Senate Weighs Long-Term Care Program for Elderly and Disabled
Senate Majority Leader Harry Reid, D-Nev., is expected to incorporate the voluntary program in legislation to be unveiled as early as Wednesday, said the officials, who spoke on condition of anonymity because a final decision has not been made.
Known as the Community Living Assistance Services and Supports Act, or CLASS Act, the program was a top priority for the late Sen. Edward M. Kennedy, D-Mass. It would begin to close a gap in the social safety net that's received little attention in the health care debate.
Fiscal conservatives and government economists have questioned whether the program would be financially sustainable over the long run, and insurance companies are lobbying to strip it from the health care bill.
Nonetheless, the House included the program in its health care legislation, with the approval of the Obama administration. In the Senate, the Health Committee bill had included it, but the Finance Committee omitted it. The approach Reid is considering in a combined bill would address the objections of fiscal conservatives by stipulating that premiums from the program could not be counted in offsetting the cost of the broader health care bill. Reid's office had no comment on Tuesday.
The cost of nursing homes averages $70,000 a year, and a home care attendant runs about $29 an hour. Medicare only covers temporary nursing home stays. Middle-class households have to exhaust their savings before an elder can qualify for nursing home coverage through Medicaid.
Under the proposed program, people would pay a modest monthly premium during their working years. If they become disabled, they would get a cash benefit of at least $50 a day that could be used to pay a home care attendant, buy supplies and equipment, make home improvements such as adding bathroom railings, or defray the costs of nursing home care.
The Congressional Budget Office estimated that the program would be fiscally solvent over a 75-year-period with the income from premiums, and no taxpayer financing. That assumes an initial monthly premium averaging $123, and a $75 daily benefit. People would sign up for the program at work through a payroll deduction. They would have to pay premiums for five years before they could qualify for benefits. Both the premiums and benefits would be adjusted annually.
"This is primarily a product for baby boomers, and people who are still working," said James Firman, president of the National Council on Aging, and a supporter of the program. "If we don't do this now, I don't think boomers are going to get another chance."
Supporters say the government benefit would provide a foundation upon which private insurance companies could build by selling supplemental long-term care coverage. But the industry says a new program would only create confusion for consumers.

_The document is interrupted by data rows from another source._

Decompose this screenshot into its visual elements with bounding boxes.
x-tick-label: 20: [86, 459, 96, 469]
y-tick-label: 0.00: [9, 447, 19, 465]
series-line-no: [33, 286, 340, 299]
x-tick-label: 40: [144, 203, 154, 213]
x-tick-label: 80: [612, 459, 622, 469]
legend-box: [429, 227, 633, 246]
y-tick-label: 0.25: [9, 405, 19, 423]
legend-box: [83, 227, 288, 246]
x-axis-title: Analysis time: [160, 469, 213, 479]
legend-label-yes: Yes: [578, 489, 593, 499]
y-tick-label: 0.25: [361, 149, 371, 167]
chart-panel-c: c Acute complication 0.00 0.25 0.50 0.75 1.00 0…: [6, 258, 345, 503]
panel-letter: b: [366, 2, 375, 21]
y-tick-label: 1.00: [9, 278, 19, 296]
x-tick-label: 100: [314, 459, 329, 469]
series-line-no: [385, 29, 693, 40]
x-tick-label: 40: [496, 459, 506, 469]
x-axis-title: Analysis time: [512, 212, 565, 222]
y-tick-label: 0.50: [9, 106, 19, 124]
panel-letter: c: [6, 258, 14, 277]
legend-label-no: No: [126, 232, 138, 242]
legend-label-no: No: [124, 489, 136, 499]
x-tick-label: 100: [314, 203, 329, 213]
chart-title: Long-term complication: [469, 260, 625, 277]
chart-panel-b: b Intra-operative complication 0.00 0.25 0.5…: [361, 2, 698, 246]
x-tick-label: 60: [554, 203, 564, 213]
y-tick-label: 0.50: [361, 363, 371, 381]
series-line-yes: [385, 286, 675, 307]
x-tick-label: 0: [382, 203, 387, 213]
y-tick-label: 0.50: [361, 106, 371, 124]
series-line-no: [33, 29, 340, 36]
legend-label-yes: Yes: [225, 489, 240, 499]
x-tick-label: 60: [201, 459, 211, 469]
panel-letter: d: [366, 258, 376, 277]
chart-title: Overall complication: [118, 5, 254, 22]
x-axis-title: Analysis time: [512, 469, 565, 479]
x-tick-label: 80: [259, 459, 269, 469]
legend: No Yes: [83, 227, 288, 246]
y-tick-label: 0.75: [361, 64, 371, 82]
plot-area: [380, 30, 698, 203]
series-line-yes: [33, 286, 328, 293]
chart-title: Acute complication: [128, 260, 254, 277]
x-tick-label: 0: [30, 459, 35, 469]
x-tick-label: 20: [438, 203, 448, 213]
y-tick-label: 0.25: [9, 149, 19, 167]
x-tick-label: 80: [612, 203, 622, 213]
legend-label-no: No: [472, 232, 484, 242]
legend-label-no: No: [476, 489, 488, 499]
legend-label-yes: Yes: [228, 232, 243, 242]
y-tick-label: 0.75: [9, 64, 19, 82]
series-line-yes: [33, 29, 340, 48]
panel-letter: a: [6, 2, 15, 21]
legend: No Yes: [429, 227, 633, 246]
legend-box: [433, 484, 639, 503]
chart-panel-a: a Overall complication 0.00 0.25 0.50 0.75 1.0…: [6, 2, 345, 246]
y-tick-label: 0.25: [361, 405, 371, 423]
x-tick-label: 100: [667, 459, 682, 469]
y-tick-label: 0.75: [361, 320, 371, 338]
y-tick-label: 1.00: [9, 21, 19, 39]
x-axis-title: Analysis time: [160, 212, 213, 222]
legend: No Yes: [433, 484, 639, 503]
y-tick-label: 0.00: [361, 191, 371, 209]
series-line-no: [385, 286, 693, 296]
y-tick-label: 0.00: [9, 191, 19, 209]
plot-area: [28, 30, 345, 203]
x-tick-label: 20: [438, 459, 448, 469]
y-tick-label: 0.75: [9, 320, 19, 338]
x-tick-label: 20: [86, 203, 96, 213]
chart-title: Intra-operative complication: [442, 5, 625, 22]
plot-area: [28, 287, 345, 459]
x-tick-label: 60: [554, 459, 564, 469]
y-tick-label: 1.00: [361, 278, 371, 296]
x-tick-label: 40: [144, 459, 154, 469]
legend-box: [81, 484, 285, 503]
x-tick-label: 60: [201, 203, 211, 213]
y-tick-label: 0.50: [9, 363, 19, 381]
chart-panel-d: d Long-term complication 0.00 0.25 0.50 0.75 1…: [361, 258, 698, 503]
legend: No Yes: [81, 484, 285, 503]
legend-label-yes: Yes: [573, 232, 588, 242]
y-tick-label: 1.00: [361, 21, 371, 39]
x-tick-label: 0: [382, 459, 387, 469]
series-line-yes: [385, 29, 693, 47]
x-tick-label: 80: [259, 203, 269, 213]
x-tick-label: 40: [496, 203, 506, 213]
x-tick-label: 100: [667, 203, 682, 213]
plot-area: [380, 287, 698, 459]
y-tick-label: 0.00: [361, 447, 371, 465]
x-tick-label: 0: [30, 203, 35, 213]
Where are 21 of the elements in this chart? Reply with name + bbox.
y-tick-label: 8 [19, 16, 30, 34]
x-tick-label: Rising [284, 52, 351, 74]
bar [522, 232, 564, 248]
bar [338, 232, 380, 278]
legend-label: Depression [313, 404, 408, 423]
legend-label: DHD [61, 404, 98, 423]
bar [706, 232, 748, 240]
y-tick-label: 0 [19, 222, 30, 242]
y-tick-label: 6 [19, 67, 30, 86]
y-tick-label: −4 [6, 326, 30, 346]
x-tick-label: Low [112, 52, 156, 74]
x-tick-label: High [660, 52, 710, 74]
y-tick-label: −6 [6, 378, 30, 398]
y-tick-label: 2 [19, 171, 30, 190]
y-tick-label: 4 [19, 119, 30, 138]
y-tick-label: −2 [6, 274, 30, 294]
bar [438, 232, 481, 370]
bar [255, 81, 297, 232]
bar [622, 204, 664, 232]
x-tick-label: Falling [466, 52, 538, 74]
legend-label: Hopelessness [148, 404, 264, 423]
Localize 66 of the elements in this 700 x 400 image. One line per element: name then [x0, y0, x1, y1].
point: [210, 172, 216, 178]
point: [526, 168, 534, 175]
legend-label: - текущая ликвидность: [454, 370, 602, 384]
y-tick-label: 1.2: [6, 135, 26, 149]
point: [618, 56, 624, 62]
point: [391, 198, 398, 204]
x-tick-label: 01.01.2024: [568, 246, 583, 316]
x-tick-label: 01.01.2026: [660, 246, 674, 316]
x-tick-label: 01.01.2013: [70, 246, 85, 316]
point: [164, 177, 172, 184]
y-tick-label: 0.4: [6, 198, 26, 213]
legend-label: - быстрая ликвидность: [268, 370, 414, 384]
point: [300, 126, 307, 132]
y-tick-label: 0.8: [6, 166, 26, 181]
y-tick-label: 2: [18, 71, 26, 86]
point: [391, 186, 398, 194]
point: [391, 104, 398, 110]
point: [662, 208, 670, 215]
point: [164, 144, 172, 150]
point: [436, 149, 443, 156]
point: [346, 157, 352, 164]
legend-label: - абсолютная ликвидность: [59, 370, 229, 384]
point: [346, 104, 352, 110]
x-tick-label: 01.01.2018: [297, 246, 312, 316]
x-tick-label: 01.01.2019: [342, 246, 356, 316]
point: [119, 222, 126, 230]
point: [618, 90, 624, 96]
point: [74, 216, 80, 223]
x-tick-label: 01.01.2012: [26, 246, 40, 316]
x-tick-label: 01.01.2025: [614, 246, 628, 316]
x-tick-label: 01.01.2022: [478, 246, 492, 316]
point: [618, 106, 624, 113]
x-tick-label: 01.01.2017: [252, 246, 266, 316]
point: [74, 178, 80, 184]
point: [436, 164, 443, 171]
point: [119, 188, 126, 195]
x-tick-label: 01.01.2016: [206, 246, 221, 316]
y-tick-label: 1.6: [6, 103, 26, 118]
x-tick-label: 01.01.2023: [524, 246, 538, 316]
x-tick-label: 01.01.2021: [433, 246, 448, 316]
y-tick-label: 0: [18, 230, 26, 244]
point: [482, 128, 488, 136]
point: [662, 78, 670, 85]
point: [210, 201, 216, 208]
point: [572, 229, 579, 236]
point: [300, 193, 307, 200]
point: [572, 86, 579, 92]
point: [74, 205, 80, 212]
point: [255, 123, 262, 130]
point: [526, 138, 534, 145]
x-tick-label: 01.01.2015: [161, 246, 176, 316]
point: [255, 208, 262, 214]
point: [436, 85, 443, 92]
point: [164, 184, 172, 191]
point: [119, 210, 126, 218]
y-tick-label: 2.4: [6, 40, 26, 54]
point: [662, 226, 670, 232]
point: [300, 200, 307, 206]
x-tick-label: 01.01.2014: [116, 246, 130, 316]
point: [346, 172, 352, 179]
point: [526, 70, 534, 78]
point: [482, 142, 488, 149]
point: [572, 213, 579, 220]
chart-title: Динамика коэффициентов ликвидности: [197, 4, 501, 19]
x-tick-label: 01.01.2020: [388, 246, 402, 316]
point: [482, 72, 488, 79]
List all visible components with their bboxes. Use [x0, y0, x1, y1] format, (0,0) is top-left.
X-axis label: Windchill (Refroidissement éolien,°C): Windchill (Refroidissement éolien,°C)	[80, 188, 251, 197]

Critics' concerns got validation recently from a report by Medicare economists who are expert in long-range cost estimates. In a report issued last weekend, they said a voluntary insurance program is likely to attract people who expect they'll need the coverage. Without taxpayer subsidies, premiums would keep going up, discouraging healthy people from signing up and triggering an "insurance death spiral."
"Individuals with health problems or who anticipate a greater risk of functional limitation would be more likely to participate than those in better-than-average health," the report said. "There is a significant risk that the problem ... would make the CLASS program unsustainable."